柳爱东沉声道:“能忍常人所不能忍,才能成常人所不能成。”
林小冬笑了笑:“负重前行吧,好在高轩跟我的关系还不错,现在文立的思路跟我也比较接近,关系上得到了很大的缓和,只要再消除王家的敌意,以后的环境会好上一些。
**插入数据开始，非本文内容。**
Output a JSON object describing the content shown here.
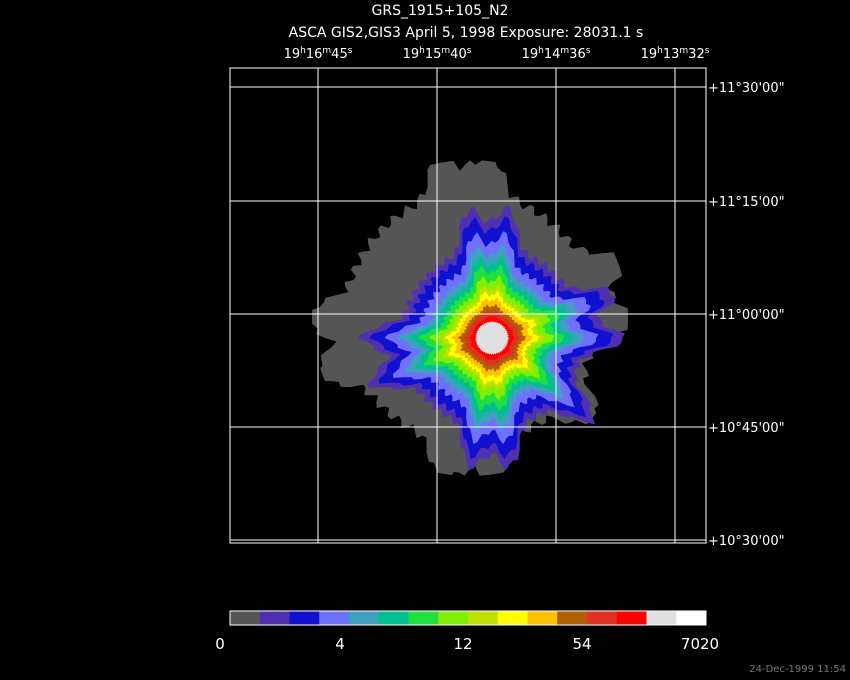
{
  "header": {
    "title": "GRS_1915+105_N2",
    "subtitle": "ASCA GIS2,GIS3 April 5, 1998 Exposure: 28031.1 s"
  },
  "ra_labels": [
    [
      "19",
      "h",
      "16",
      "m",
      "45",
      "s"
    ],
    [
      "19",
      "h",
      "15",
      "m",
      "40",
      "s"
    ],
    [
      "19",
      "h",
      "14",
      "m",
      "36",
      "s"
    ],
    [
      "19",
      "h",
      "13",
      "m",
      "32",
      "s"
    ]
  ],
  "dec_labels": [
    "+11°30'00\"",
    "+11°15'00\"",
    "+11°00'00\"",
    "+10°45'00\"",
    "+10°30'00\""
  ],
  "colorbar": {
    "colors": [
      "#555555",
      "#5030b0",
      "#1010d0",
      "#7070ff",
      "#40a0c0",
      "#00c090",
      "#20e040",
      "#80f000",
      "#c0e000",
      "#ffff00",
      "#ffc000",
      "#b06000",
      "#e03020",
      "#ff0000",
      "#e0e0e0",
      "#ffffff"
    ],
    "labels": [
      "0",
      "4",
      "12",
      "54",
      "7020"
    ]
  },
  "timestamp": "24-Dec-1999 11:54"
}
”
柳爱东拧着眉头道:“你这么做,会不会被戴上左右逢源的帽子?”
林小冬道:“这也是没有办法的事,不是说我不敢得罪谁,其实也得罪了很多人,不过人总是要向前走的,现在的形势也容不得我锋芒毕露,很多事情也只能压在心里,爸,我是不是让你失望了,原来我也有沮丧、脆弱的时候。”
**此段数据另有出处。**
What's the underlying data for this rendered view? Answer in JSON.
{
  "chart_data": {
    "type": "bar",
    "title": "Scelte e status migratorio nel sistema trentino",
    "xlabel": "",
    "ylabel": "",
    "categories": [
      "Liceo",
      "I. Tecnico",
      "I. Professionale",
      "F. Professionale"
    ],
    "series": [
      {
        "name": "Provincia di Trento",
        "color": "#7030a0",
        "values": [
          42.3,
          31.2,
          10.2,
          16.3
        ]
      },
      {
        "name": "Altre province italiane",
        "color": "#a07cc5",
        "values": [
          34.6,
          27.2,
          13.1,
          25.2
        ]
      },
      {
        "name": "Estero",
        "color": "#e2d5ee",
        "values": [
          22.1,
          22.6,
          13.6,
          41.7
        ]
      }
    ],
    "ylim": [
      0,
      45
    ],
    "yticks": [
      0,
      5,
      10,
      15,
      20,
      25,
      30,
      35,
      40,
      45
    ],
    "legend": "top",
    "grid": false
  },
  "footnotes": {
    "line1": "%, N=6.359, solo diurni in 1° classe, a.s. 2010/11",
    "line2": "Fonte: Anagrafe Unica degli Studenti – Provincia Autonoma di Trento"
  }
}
柳爱东微微一笑道:“这才是有血有肉的人,而不是一部没有情绪只懂得执行的机器,其实你能走到现在,真的挺不容易,我都看在眼里,你谢叔也看在眼里,有些事情,不说不代表不知道,我们爷儿俩可以无话不谈,你谢叔也不是那种过河拆桥的人,所以小冬啊,人固然不能没有压力,却也不能给自己太大的压力,你不是一个人在战斗,王国庆在安东安安分分搞发展也就罢了,如果搞打击压制……”
柳爱东冷笑了一声:“他有张良计,我有过墙梯。”
林小冬笑了笑:“这也是我最大的底牌了。”
聊完这些,林小冬放松了很多,昨天的牛头山之行险些就让他就此嗝屁,以前他也不是没经历过生死,但死亡从来没有像那一刻那么无限接近,在那一刻,黑暗、窒息、绝望如同死神的镰刀一样缓缓收割着他们的生命,他怎么也没有想到,还有绝处逢生的时候。
在经历了这一次的事情之后,他才发现,自己并没有想像中的那么强大,与常人一样,他也畏惧死亡,也脆弱不堪,在绝境中也会崩溃。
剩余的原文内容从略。